Biliary atresia is a condition in which the bile ducts do not develop before birth. The purpose of the bile ducts is to drain waste products from the liver and to carry bile salts – which are necessary for fat digestion – to the small intestine. Without bile ducts, this can’t happen. This condition can lead to cirrhosis of the liver and liver damage if not treated. No one knows why bile ducts fail to develop normally.
Newborns with this condition appear normal and then develop jaundice, or yellowing of the skin and eyes, around two to three weeks of age. The infant may gain weight normally for the first month of life, and then weight loss and irritability develop with increased levels of jaundice. Stool may be clay colored and foul smelling.

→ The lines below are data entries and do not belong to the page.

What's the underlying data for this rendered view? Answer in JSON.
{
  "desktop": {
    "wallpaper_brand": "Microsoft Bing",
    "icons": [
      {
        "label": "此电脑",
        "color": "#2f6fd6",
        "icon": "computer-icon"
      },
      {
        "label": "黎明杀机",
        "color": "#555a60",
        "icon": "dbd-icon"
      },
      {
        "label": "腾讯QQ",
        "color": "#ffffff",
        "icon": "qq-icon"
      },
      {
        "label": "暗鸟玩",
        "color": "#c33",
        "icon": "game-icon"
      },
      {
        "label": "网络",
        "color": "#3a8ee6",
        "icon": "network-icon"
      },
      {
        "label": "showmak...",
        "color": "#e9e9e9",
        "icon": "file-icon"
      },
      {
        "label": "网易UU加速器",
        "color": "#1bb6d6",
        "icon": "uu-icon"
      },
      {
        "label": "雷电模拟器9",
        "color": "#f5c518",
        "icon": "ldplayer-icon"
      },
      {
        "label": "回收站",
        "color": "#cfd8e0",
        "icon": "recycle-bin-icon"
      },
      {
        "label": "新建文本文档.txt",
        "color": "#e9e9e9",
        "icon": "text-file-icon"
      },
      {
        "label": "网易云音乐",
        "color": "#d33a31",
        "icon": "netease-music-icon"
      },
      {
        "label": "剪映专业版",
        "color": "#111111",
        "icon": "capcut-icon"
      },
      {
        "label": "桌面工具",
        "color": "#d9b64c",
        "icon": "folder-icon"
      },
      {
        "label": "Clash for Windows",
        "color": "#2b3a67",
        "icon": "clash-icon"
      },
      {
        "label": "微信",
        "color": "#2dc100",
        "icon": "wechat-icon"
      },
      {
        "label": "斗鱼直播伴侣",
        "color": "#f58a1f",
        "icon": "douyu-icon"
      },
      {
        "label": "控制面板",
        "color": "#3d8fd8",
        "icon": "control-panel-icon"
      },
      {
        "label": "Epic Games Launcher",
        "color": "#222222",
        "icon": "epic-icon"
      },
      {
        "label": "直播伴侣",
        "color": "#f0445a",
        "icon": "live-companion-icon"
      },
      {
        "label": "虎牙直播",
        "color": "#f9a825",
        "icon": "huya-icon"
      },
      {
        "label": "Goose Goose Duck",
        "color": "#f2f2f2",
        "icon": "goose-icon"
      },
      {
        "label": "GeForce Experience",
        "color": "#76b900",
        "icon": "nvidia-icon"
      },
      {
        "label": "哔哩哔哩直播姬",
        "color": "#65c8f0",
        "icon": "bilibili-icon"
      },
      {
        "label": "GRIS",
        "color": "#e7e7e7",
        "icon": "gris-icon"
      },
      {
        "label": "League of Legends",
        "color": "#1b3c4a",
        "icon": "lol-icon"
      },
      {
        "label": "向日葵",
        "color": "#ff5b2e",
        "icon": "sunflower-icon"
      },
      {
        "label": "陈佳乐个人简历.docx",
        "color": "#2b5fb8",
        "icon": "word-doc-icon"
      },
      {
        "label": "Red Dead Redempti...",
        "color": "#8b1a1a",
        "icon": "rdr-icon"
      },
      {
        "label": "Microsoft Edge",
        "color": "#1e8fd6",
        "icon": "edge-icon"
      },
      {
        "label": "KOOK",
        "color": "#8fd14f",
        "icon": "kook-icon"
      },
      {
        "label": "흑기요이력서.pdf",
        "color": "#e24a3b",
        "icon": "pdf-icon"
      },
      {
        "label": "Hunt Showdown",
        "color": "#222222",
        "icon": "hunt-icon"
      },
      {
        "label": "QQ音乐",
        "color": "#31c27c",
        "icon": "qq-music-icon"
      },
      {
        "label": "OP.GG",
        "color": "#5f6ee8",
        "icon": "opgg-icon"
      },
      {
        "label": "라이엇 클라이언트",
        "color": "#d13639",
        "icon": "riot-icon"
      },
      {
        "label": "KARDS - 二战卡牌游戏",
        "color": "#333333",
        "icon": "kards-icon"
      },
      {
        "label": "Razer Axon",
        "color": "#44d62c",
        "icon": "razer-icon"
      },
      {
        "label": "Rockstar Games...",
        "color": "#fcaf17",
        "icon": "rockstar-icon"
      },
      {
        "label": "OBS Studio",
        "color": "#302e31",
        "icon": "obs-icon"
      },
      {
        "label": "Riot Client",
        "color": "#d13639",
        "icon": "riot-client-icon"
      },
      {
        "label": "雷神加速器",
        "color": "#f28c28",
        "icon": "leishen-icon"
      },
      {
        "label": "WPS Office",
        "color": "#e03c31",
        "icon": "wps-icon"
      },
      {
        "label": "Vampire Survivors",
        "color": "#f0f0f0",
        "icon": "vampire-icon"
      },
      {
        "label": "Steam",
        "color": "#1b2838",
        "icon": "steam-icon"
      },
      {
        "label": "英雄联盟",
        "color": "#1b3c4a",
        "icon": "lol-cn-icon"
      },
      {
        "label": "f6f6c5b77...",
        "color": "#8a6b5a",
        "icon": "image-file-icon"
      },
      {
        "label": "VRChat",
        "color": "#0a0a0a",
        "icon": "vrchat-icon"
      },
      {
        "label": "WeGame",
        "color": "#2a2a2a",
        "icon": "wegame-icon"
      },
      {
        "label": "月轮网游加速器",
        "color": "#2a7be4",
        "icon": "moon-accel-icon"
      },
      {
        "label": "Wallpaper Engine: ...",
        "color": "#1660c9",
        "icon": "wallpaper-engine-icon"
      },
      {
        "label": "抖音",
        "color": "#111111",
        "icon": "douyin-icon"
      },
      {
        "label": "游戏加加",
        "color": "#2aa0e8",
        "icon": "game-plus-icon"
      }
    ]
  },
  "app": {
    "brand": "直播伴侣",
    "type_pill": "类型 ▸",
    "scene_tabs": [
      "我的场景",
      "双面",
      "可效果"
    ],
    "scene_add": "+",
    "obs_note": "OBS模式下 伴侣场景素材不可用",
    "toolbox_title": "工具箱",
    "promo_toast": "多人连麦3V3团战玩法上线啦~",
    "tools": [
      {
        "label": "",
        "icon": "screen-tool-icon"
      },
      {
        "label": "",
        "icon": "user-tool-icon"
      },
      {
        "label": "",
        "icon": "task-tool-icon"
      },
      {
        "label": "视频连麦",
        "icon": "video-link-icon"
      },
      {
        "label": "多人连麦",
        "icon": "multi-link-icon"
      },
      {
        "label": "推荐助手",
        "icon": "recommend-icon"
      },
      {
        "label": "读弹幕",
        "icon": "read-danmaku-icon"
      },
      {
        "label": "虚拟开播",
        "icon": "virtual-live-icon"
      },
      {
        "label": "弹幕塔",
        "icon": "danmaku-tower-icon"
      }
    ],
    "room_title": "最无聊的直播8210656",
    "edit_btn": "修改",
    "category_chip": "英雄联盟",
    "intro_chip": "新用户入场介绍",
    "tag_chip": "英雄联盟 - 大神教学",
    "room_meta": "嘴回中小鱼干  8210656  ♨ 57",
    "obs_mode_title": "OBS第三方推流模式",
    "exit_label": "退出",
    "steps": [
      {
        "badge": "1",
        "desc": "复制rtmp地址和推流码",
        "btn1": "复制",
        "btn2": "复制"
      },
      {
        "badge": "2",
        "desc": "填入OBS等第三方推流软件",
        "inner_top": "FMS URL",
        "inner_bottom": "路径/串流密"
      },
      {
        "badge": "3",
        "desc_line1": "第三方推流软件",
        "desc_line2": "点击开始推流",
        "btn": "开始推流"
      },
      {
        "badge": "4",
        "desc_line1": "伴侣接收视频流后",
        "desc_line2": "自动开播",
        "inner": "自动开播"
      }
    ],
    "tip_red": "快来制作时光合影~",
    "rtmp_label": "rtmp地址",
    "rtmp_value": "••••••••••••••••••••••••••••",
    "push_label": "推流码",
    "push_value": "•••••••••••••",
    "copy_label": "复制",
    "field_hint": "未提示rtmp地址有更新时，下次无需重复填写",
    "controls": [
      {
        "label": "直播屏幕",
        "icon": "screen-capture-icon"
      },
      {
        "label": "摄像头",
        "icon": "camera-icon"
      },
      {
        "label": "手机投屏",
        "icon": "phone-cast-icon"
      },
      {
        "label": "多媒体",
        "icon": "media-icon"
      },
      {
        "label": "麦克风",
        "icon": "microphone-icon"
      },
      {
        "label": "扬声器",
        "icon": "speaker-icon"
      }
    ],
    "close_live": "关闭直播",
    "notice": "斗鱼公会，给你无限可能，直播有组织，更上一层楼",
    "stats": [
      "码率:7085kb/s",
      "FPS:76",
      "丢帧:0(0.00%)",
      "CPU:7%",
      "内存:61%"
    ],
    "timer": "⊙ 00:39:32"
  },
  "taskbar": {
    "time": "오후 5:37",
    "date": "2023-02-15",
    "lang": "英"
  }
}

In an examination, the physician may note an enlarged liver and spleen when he or she feels the child’s abdomen. He or she may order a blood test, which would show increased bilirubin in the blood, an X-ray showing an enlarged liver or spleen or an ultrasound showing the same thing. Sometimes a cholangiogram is done; this is a procedure in which dye is injected into the veins to see if blood is getting to the ducts. A liver biopsy also may be done to assess the level of damage, if any, to the liver.
An operation called the Kasai procedure is done to correct this condition. This connects the liver to the small intestine so that bile can drain. It bypasses the malformed ducts. The procedure is most successful before the baby is eight weeks old. Usually, it is only a temporary solution, and a liver transplant is eventually needed.
Early surgery improves the survival chances by more than one third.